The "HIMYM" team (myself excluded) wears athletic shirts in an emerald green. On the front is the word "MOTHER" hovering over a skull and crossbones made of a clover and baseball bats. These are new, though; during season one, the shirts read "YOUR MOTHER" instead. Now, "Your mother!" is just the all-hands-in-the-middle cheer that we start and end games with. It must seem very intimidating.

My favorite jerseys of all are the in-jokey ones. Team "Sonny With A Chance" wears shirts emblazoned with the name of their "All That"-esque show-within-a-show, "So Random." And a couple weeks ago, as I was walking past one of the games, I wondered why one team's shirts all had the same name on the back until I realized — the name was "Bauer" and everyone also had the same number, 24.

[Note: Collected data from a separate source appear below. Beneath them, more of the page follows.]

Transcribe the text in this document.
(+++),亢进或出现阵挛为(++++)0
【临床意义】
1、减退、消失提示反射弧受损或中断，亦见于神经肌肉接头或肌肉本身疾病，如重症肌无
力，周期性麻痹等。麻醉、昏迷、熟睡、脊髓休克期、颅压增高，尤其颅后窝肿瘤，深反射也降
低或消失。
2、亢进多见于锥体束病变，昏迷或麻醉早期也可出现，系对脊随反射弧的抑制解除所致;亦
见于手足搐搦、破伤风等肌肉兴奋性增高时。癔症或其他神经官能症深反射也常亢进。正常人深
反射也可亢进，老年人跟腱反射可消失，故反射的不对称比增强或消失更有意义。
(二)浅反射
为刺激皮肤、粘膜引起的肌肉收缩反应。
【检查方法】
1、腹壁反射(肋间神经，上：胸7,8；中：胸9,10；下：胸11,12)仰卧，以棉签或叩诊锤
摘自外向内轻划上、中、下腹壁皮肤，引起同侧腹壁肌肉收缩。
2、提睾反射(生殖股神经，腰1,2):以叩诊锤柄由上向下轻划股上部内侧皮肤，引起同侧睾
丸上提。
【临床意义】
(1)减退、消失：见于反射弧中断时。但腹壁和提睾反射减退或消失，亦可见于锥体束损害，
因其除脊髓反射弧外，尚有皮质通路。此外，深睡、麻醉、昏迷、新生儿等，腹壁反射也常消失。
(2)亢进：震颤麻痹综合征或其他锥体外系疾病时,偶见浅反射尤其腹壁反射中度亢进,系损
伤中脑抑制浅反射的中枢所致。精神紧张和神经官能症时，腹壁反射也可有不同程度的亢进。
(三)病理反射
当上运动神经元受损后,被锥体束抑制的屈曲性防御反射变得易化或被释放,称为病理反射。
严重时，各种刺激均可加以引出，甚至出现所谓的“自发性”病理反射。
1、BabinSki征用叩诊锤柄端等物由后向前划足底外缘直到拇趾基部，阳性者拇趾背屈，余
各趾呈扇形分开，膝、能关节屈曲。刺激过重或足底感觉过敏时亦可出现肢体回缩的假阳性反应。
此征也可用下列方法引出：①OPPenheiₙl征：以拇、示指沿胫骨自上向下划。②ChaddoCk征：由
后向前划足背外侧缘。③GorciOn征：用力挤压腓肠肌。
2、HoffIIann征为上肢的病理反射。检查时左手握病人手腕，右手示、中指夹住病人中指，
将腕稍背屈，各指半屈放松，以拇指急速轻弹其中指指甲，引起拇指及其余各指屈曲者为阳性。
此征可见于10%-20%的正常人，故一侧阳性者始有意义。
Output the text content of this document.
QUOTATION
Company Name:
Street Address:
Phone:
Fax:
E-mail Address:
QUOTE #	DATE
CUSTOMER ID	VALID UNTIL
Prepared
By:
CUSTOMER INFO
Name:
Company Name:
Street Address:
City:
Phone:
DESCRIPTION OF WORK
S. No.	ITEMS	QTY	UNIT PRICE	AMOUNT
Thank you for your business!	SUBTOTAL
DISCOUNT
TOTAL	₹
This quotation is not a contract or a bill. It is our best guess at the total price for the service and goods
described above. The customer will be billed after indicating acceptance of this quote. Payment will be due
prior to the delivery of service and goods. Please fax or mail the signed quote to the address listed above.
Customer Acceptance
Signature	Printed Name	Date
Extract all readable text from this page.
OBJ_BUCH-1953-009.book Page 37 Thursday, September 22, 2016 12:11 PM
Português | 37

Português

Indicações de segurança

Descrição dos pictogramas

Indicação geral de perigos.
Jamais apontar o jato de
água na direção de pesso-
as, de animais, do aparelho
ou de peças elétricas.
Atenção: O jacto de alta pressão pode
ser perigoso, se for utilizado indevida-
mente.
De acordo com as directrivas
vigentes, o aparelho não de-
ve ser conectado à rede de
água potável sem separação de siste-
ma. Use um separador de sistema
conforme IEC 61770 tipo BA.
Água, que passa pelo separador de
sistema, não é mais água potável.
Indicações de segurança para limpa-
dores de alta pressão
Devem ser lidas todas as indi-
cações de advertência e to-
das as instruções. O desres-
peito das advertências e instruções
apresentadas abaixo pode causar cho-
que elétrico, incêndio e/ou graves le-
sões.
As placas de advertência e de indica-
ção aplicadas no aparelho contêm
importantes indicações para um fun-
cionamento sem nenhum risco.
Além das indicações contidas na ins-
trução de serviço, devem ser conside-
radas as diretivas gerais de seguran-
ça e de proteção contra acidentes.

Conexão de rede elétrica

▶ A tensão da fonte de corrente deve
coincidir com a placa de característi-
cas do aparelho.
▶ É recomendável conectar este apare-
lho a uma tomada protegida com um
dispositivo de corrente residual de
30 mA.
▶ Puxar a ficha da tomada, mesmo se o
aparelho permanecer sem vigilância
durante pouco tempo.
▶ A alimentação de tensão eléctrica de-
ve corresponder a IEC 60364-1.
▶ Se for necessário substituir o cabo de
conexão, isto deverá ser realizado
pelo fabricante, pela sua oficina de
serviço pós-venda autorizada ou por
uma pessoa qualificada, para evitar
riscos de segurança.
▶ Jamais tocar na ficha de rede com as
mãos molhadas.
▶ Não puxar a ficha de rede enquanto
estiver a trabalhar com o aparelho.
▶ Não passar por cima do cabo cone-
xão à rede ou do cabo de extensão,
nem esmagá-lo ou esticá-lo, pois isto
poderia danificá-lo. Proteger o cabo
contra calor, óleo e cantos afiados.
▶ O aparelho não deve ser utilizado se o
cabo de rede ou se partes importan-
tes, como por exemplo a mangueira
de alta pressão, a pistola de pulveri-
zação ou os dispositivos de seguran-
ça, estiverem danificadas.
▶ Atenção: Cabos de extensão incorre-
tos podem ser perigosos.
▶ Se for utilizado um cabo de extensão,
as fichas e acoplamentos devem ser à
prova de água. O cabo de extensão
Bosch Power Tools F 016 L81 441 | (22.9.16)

In the TV industry, the competition in ratings and time slots and ad revenue is a game mostly followed by the networks and the studios, but that's not what these games are about. These games are about softball. Even if you live in La La Land and work in TV Land, you get to play softball on the weekend. The whole set-up may seem magical to me, but that's just my default state of mind here. The most magical part is how normal it is. Like, you know, one of those TV shows.